Business owners should have known better
The images of droves of garment workers heading towards the capital on foot were rather disconcerting. When the main mantra is social distancing, the long line of people, walking without maintaining the required distance, is contrary to the advice voiced by doctors and specialists.
The call to the workers to come to Dhaka to join work was a totally irrational move in a time when isolation is being repeatedly emphasized.
But there is another aspect to the episode -- the travails of the workers who were heading towards Dhaka on foot due to the absence of any form of transport.
Obviously, there was no thought given to the fact that to come to Dhaka, workers would have to endure hours on the road under a remorseless sun. Of course, many might have thought that walking in the sun would actually be beneficial and kill off any virus.
This move to open the factories received widespread flak on social media because, once people enter the cities before the lockdown period is over, there is always the chance of any virus to spread. With corona, ultra caution is essential and not an act of cowardice.
Also, in the city, I came across several microbuses filled with people. Though all of the passengers were wearing masks, they sat very close to one another.

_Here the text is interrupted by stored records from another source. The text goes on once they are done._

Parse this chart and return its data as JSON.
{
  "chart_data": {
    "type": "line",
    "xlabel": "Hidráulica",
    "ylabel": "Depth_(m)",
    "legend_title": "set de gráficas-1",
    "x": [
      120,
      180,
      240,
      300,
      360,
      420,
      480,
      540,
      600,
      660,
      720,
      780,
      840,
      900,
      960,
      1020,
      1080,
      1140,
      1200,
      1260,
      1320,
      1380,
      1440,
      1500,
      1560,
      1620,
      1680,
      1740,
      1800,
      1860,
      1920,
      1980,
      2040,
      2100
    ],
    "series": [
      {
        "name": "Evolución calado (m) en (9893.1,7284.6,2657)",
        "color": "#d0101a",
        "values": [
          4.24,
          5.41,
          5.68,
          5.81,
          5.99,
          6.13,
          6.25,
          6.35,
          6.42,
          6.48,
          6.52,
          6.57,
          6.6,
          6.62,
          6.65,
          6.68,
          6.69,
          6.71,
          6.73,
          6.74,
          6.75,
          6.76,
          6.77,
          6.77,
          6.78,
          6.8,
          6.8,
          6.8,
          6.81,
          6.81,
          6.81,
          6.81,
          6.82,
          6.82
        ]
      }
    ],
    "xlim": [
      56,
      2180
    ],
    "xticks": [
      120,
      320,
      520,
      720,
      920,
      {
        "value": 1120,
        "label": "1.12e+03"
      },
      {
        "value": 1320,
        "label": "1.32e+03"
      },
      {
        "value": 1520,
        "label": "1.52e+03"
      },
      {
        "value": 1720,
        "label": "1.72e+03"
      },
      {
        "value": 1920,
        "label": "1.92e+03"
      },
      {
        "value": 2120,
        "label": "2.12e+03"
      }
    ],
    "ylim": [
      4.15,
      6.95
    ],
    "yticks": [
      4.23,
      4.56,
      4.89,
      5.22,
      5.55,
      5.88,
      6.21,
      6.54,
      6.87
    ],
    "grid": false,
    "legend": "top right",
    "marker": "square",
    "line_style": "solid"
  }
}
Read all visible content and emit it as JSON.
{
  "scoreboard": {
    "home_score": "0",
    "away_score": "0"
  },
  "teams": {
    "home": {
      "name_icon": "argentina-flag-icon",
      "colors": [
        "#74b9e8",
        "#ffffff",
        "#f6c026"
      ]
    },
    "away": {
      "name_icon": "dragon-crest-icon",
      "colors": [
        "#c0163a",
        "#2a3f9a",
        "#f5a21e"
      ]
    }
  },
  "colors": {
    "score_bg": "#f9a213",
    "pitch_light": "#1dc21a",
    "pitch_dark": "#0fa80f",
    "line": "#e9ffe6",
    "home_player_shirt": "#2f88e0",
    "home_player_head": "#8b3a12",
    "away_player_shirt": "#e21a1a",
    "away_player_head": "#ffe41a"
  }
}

How effective is the mask?
Maybe the myth about masks needs to be debunked. There is a general feeling that once we wear the mask we are totally safe and, therefore, can go about doing whatever we desire with impunity.
On my daily rounds of the city, came across several groups of masked people who were sitting very closely and talking animatedly, sipping tea. What I gathered was that they had come out with the notion that once a mask is on, 100% safety is guaranteed.
Wearing a mask is one of the preventive measures just like washing hands or using the hand sanitizer but this alone does not guarantee full safety from any bacteria.
In fact, wearing a mask for too long can also trigger other health complications. As a person with asthma, I can say that wearing masks is more like an obstruction to normal breathing.
The long line of textile workers who were heading towards the city had their masks on but the entire act had disaster written all over it. When there have been exhortations from the higher authority to practice distancing, this sort of behaviour will only create more health hazards.
Obviously, the finger is pointed at the textile factory owners, who apparently asked the workers to come back. This is indeed baffling since the country is still within a lockdown period extended till April 11.
Common sense states that there cannot be any move to come back to full-time work unless that date passes. In that light, the move by the workers to come back to Dhaka should have been stopped immediately.
The decision to open factories after April 11 came much later and, by that time, many had already crossed a long way towards the city.
On one hand, this shows a total lack of strategic planning and on the other, indicates to callous spur of the moment decisions with total disregard for realities on the ground.
So far, the infection rate in Bangladesh is low but the number of testing has also been small. Not trying to be an alarmist but there may be people with the coronavirus symptoms who are moving about.
We must keep in mind, the virus takes both a mild and a severe form, the former infecting the British PM, who is working from his official residence. In early March, British health minister Nadine Dorries was also diagnosed with Covid-19 and then after a few weeks recovered from it.
So if someone is showing signs of a milder form then the best course of action is to remain at home but once people are allowed to move about freely, there is always the possibility of contagion.
Walking in the sun for hours in sweaty clothes may also trigger a common cold, a fever, and a blocked nose. Would such a person be allowed to report for duty or would a co-worker feel comfortable working with a person with such symptoms?
A little bit of common sense and empathy
Reportedly, many garment workers have not been paid their salaries for March which also spurred the move towards the city. With so much call for compassion plus generosity, the salaries could have been sent to the workers using the countless mobile-based money transfer systems.
In fact, with such a health emergency, the factory owners should declare a one-month advance salary to be paid to the workers for the month of April so the workers would be safe for Ramadan. This way, the risks would have been low and an act of benevolence committed.
This would have meant a financial loss for factory owners but then, for decades, the textile owners have made a steady profit and the one-month salary for workers would certainly not see them lose their social standing or put a dent on their affluent lifestyle.
Common sense is not so common, as we see by actions all around us. Once the lockdown is lifted, the academic institutions cannot be allowed to open under any circumstances because that would mean an influx of lakhs of young people who left the city for their respective villages.
To ensure a minimum spread of the virus, the government needs to chalk out a strategic plan that would cover the whole month of Ramadan plus the Eid holidays.
Realistically speaking, closure of all schools, colleges, and universities is essential and this should be integrated with the Eid holidays for maximum safety.
In the end, there will be a financial loss for many institutions but perhaps instead of going berserk over fall in earnings, the possibility of long-term health hazards needs to be kept in mind.
As for business people, it’s time they use a little empathy and logic. Sometimes, you can’t have your cake and eat it too.
Towheed Feroze is a journalist and teaches at the University of Dhaka.